Julio y sus tesoros

Cuando entré en la casa de Julio, lo primero que podía verse eran las montañas de cosas acumuladas en cada rincón.

Entre las cosas, había un angosto camino que iba hacia el baño, y otro que iba hacia la habitación. 
Apenas se podía pasar por allí, era como si Julio pensara que no debía dedicarse más que lo indispensable para el espacio personal. Las cosas materiales (y los pedazos de cosas) tenían prioridad en ese lugar.

No era un apartamento muy grande, tenía un living-comedor, una cocina, un baño y una habitación. Por donde miraras, estaba todo invadido de cables, maderas, plásticos, trapos, caños, papeles, libros, y un sinfín de cosas que ni siquiera puedo categorizar. Y cajas, muchas cajas.

Le pregunté de qué se trataba toda esta “colección”: me dijo que era su tesoro. Que durante toda su vida se había dedicado a juntar cosas “por las dudas”, “porque podían servir”, o para proyectos que nunca había empezado. Allí había tiempo invertido, dinero, búsquedas por cuevas de antigüedades, ferias de usados y demás.

“Pero… son cosas que no sirven, en su mayoría”, le dije. Su rostro se transformó. Su mirada reflejaba una mezcla de enojo y sorpresa. Como si no pudiera creer lo que acababa de decir. “Todo sirve”, me respondió secamente.

Me mostraba con orgullo cada sector de eso que él llamaba tesoro. Intenté, en vano, observar desde su perspectiva todo aquello.

Era nuestro primer día de convivencia, y no me animaba a decirle que yo no podía vivir allí, entre todo lo que, según yo, era basura.

Lo peor era la habitación. Entre la acumulación de cosas y el armario abierto con ropa colgando y libros desordenados, un colchón mohoso de una plaza se situaba en el medio de todo, apretujado. Podía imaginarme durmiendo allí y la tonelada de cosas cayendo sobre mí, aplastándome.

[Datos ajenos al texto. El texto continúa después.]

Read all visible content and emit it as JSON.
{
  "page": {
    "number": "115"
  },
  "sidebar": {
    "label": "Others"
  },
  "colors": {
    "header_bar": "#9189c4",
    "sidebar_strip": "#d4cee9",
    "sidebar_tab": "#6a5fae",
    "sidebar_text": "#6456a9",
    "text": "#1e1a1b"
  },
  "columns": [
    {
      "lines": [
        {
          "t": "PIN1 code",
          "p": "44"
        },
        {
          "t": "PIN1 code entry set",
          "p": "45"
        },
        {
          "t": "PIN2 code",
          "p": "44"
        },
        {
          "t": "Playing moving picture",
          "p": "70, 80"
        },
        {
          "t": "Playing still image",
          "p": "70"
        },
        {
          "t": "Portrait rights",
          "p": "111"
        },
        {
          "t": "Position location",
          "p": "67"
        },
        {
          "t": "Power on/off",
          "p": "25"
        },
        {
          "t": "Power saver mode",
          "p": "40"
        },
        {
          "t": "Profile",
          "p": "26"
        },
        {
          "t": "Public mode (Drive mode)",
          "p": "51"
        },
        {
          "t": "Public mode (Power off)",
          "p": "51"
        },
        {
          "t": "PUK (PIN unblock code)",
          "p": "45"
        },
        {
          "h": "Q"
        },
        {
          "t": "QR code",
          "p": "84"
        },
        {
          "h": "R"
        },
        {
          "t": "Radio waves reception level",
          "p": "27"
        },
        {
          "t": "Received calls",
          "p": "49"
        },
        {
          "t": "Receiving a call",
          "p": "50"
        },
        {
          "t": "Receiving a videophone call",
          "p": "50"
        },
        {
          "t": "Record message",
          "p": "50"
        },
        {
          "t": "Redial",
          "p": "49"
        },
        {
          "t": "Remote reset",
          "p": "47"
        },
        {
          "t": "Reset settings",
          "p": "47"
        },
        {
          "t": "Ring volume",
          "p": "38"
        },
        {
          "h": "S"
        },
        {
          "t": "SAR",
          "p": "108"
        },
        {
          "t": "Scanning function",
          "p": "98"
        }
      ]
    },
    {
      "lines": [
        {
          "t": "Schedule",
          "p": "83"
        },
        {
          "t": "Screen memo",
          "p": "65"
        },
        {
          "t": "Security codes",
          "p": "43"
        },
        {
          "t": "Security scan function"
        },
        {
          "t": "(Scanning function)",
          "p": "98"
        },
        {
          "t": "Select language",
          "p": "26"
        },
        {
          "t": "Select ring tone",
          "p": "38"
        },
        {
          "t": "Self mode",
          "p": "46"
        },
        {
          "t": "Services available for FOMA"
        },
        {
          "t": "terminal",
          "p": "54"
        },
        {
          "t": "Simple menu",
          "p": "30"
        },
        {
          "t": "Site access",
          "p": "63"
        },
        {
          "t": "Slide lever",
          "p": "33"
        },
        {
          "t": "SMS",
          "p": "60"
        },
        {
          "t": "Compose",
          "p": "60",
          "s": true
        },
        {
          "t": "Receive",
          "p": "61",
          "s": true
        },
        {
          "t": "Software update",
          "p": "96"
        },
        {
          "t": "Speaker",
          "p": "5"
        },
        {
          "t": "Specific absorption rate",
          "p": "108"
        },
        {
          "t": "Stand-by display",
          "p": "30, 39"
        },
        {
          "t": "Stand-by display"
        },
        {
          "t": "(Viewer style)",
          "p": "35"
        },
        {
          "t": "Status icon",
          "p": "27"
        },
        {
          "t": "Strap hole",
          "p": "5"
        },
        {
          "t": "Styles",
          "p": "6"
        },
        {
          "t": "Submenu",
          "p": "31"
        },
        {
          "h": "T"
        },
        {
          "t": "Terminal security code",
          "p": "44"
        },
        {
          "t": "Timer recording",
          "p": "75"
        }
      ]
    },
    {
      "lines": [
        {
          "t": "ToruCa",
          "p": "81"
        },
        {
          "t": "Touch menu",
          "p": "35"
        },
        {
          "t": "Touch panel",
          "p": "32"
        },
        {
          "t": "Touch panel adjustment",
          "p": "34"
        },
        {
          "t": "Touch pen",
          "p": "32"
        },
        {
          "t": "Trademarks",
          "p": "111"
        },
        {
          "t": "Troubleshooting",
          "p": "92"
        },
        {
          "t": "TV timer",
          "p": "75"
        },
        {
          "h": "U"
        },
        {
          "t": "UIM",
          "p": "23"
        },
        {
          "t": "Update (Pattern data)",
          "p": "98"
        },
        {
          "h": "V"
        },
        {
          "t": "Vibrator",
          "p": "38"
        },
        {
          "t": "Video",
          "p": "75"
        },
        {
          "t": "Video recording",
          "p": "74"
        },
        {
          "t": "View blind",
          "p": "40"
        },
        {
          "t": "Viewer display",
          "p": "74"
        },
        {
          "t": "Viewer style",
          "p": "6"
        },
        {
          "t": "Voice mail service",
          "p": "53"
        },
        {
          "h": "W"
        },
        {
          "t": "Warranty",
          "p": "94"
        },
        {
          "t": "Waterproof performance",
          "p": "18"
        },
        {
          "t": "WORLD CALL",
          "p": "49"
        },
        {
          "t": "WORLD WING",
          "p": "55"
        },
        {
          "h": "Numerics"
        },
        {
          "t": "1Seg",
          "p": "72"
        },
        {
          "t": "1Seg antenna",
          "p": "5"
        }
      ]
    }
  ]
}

El último sector del apartamento que me mostró, fue la cocina. Julio me había dicho que él siempre pedía comida por delivery, y en ese momento entendí por qué: El lavaplatos estaba lleno de pedazos de ladrillos y bolsas arrugadas, sobre la mesada había más bolsas arrugadas, páginas de diarios, latas y frascos vacíos, trapos, algunos vasos sucios y una esponja rota. La cocina estaba llena de grasa y suciedad acumulada, más ladrillos rotos y una olla vieja que parecía no haberse lavado nunca. El suelo no podía verse, más diarios, bolsas y latas vacías lo cubrían por completo. La heladera estaba desenchufada, podía verse una capa amarillenta cubriéndola totalmente, y por la puerta abierta ví dentro algunos libros viejos y más diarios.

Le pregunté con delicadeza si me permitía ordenar y limpiar la cocina, que para mí la cocina era un lugar que debía estar pulcro y disponible para preparar la comida. Para mi sorpresa, asintió: “No sería malo cambiar el delivery por comida casera”, dijo, con una sonrisa. Julio salió de la cocina, y cerré la puerta.

Tardé 7 horas en vaciar y limpiar todo. Cuando salí de la cocina, el contraste entre ese sector y el resto del apartamento era evidente.

Tenía la esperanza de que si lograba que Julio se sintiera feliz con la cocina, podía hacer el mismo trabajo en todo el apartamento.

Pero mi esperanza se esfumó unos días después. Todos los días, volvía a encontrar bolsas y cosas puestas sobre la mesada de la cocina. Como si Julio quisiera luchar e imponer sus cosas, como si cada espacio vacío fuera una nueva oportunidad para traer cosas que consiguiera en la calle.

Un tiempo después, me di por vencida. Sentí que no tenía lugar allí, agarré mi bolso (que nunca había desarmado porque no había espacio para mi ropa) y me fui. Mientras me iba, llena de dolor, pensaba que Julio vería mi ausencia como un espacio disponible para llenar de más cosas.


Y tal vez de eso se trataba todo, tal vez todas esas montañas de cosas acumuladas fueran ausencias y partidas que le dejaron un espacio vacío.